As with every cheesecake, you have to take it out from the oven while it’s still a bit wobbly in the centre. The reason for this is that the cheesecake will continue cooking once it’s out. It’ll set as it cools. So you don’t want to bake it until it’s all solid because then a lot of its creaminess will have been obliterated. How do you know how wobbly it should be? Just eye it up: if it wobbles just a bit (kind of like a set panna cotta), it’s done – take it out. If it wobbles like crazy and looks wet in the centre, leave it in. You basically want a subtle wobble – not a sludge.

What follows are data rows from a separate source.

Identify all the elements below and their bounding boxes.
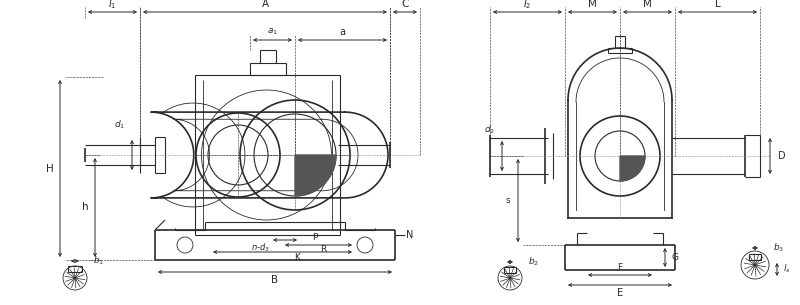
Text: $I_1$: $I_1$ [108, 0, 117, 11]
Text: H: H [46, 163, 54, 174]
Text: $b_1$: $b_1$ [93, 255, 104, 267]
Text: s: s [506, 196, 510, 205]
Text: M: M [643, 0, 652, 9]
Text: C: C [402, 0, 409, 9]
Text: K: K [294, 253, 300, 261]
Text: $d_1$: $d_1$ [114, 119, 126, 131]
Text: p: p [312, 231, 318, 241]
Text: E: E [617, 288, 623, 298]
Text: $n$-$d_3$: $n$-$d_3$ [250, 242, 270, 254]
Text: N: N [406, 230, 414, 240]
Text: $b_2$: $b_2$ [528, 256, 539, 268]
Text: $a_1$: $a_1$ [267, 27, 278, 37]
Text: L: L [714, 0, 720, 9]
Text: R: R [320, 245, 326, 253]
Wedge shape [620, 156, 645, 181]
Text: D: D [778, 151, 786, 161]
Text: $b_3$: $b_3$ [773, 242, 784, 254]
Text: M: M [588, 0, 597, 9]
Text: $l_s$: $l_s$ [783, 263, 791, 275]
Text: $I_2$: $I_2$ [523, 0, 532, 11]
Wedge shape [295, 155, 336, 196]
Text: A: A [262, 0, 269, 9]
Text: G: G [671, 253, 678, 262]
Text: B: B [271, 275, 278, 285]
Text: h: h [82, 203, 88, 213]
Text: a: a [339, 27, 346, 37]
Text: $d_2$: $d_2$ [485, 124, 495, 136]
Text: F: F [618, 263, 622, 271]
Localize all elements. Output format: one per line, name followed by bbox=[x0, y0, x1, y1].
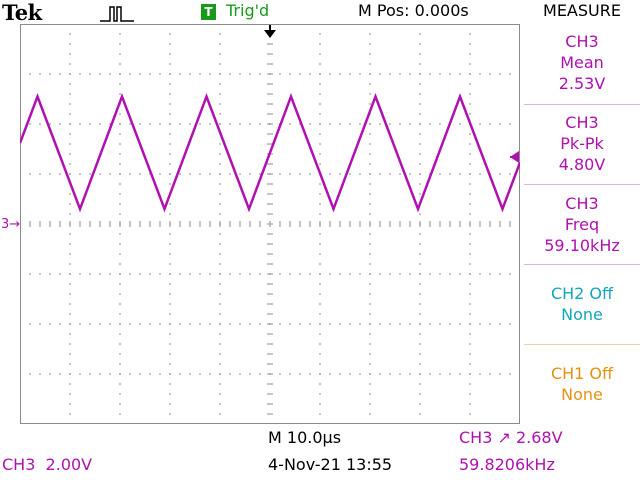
measure-source: CH3 bbox=[565, 194, 599, 213]
tek-logo: Tek bbox=[2, 0, 42, 25]
trigger-setting-readout: CH3 ↗ 2.68V bbox=[459, 428, 563, 447]
ch3-ground-marker: 3→ bbox=[1, 217, 21, 232]
measure-ch3-mean[interactable]: CH3 Mean 2.53V bbox=[524, 31, 640, 94]
measure-source: CH3 bbox=[565, 32, 599, 51]
measure-menu-title[interactable]: MEASURE bbox=[543, 1, 621, 20]
measure-value: 59.10kHz bbox=[544, 236, 620, 255]
timebase-readout: M 10.0µs bbox=[268, 428, 342, 447]
measure-value: 2.53V bbox=[558, 74, 606, 93]
pulse-trigger-icon bbox=[100, 6, 134, 22]
trigger-position-marker-icon bbox=[264, 25, 276, 38]
measure-ch3-pkpk[interactable]: CH3 Pk-Pk 4.80V bbox=[524, 112, 640, 175]
measure-type: Mean bbox=[560, 53, 604, 72]
trigger-badge: T bbox=[201, 4, 216, 20]
trigger-frequency-readout: 59.8206kHz bbox=[459, 455, 555, 474]
divider bbox=[524, 184, 640, 185]
measure-source: CH3 bbox=[565, 113, 599, 132]
horizontal-position: M Pos: 0.000s bbox=[358, 1, 469, 20]
datetime-readout: 4-Nov-21 13:55 bbox=[268, 455, 393, 474]
measure-ch3-freq[interactable]: CH3 Freq 59.10kHz bbox=[524, 193, 640, 256]
measure-type: Pk-Pk bbox=[560, 134, 604, 153]
measure-source: CH2 Off bbox=[550, 284, 614, 303]
scope-display bbox=[20, 24, 520, 424]
ch3-scale-readout: CH3 2.00V bbox=[2, 455, 93, 474]
trigger-level-marker-icon bbox=[510, 151, 519, 163]
measure-value: 4.80V bbox=[558, 155, 606, 174]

11. DON’T ADD EGGS TO YOUR CHEESECAKE BASES
Since we’re on the topic of cheesecakes, remember to never add egg – or egg whites – to your cheesecake bases. You don’t want to make a cake out of the base mix, you want something that’ll be densely packed and ‘crumble-cookieish’ in texture. We’ve got your back by suggesting you try a three ingredient Cheesecake base. This is compromised of three ingredients: 1. nut/seed butter, 2. honey/agave, 3. ground nuts. That’s it. You don’t need anything else. Just mix those three ingredients together, press them onto the bottom of a springform pan, and kapow-POW! You got yourself the best protein cheesecake base on the planet.
12. DON’T FORGET TO ENJOY YOURSELF AND HAVE FUN!
To end a more positive note, consider this approach to protein powder cooking in general:
1. Don’t be overly rigid or scared about experimenting with your powders, ingredients, and flavors. 2. Throw your hat into the air. 3. Turn up your music. 4. Dance +/- The Funky Chicken (while, for example, waiting for your pancakes to cook or your cake to be ready) 5. Sing or whistle while you bake. 6. Sample your batters. 7. Listen to your tastebuds. 8. Draw outside the lines and think outside the shake!
You must be logged in to post a comment.
You didn’t come right out and say we can use protein powders in baking. Can we bake with powders? Any we choose? Comparing casein and pea is fine, but I just need to know if protein powders can take oven heat. There’s nothing about the general ability to bake with powders.